To make ends meet during the games, she will return to a concept she created already back in 2017 and which she calls “1 arrondissement per day”. It consists of touring Paris arrondissement by arrondissement for a total of 20 days.

The concept, which she plans to mix-up with tours of more traditional tourist spots such as the Château de Versailles and the Louvre Museum, will help her keep working given that large parts of central Paris will be disrupted during the Games and will be difficult to get to. Marie-Sainte also expects most of her clients during this period to be locals.

"When we found out that we were going to have more French customers, I was motivated to focus on these types of visits, which will be more protected from the Olympics," she said. "It's an opportunity to share the secrets [of these places] that nobody else knows."

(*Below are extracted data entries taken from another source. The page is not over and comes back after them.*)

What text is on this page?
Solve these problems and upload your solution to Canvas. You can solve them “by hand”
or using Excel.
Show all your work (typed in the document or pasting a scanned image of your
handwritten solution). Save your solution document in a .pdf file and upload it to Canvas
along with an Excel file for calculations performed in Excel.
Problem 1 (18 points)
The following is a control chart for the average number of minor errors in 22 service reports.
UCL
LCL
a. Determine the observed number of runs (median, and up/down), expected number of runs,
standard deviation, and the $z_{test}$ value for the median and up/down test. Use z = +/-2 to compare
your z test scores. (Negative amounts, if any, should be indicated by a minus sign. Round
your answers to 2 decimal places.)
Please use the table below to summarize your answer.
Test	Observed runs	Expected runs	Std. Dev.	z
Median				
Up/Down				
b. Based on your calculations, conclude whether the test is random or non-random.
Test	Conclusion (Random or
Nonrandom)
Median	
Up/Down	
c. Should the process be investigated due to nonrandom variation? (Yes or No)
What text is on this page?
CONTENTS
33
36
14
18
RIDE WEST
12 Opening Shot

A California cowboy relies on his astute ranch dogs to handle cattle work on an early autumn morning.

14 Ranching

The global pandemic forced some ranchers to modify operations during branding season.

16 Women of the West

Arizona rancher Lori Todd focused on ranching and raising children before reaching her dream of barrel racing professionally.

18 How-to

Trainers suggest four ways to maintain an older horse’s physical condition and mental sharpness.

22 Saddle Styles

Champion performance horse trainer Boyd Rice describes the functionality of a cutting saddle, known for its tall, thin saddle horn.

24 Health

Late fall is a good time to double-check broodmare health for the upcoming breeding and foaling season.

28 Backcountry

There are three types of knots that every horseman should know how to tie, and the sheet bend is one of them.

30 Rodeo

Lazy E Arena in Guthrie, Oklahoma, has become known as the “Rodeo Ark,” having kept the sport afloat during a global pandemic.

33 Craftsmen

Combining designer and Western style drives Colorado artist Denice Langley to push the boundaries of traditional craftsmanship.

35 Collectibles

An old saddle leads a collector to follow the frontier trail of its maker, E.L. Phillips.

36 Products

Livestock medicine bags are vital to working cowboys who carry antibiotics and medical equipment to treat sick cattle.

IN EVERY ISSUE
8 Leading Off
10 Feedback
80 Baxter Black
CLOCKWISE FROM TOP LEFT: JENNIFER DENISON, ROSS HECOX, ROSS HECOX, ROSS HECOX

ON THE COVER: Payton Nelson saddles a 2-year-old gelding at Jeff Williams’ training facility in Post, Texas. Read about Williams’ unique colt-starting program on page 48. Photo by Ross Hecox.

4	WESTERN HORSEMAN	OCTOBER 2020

But for the tour guides who don't live in Paris it's much harder to keep on working in the French capital.

Fifty-three-year-old Céline Ridard, who has been a tour guide in Paris since 2011 but who lives out in the suburbs, has remedied this by coming up with new tours that are focused on her Seine-et-Marne region instead.

"In light of what's coming up, it's better to stay away," she said, noting she wants to avoid the big crowds – in tourist spots and public transport alike – as well as the potential risks of terror attacks these can bring.

"I'm apprehensive. So I preferred to give my availability to tourist offices in Seine-et-Marne rather than rush off to Paris and ruin my health," she said.

Her Olympic itinerary will include guided cruises and walks along the Marne river, and tours of the Esplanade des Religions in Bussy-Saint-Georges, a site that hosts five places of worship from five different religions.

Ridard, who said she has always been against the idea of hosting tours limited to just Versailles and the Louvre, said she is thrilled to be able to showcase “the riches of the distant suburbs”.

The downside, she said, is that her bookings for the summer are fewer than usual.

“It’s very quiet this year – too bad for my turnover,” she said. But, she quipped, “I’ll pay less tax next year.”

This article has been translated from the original in French.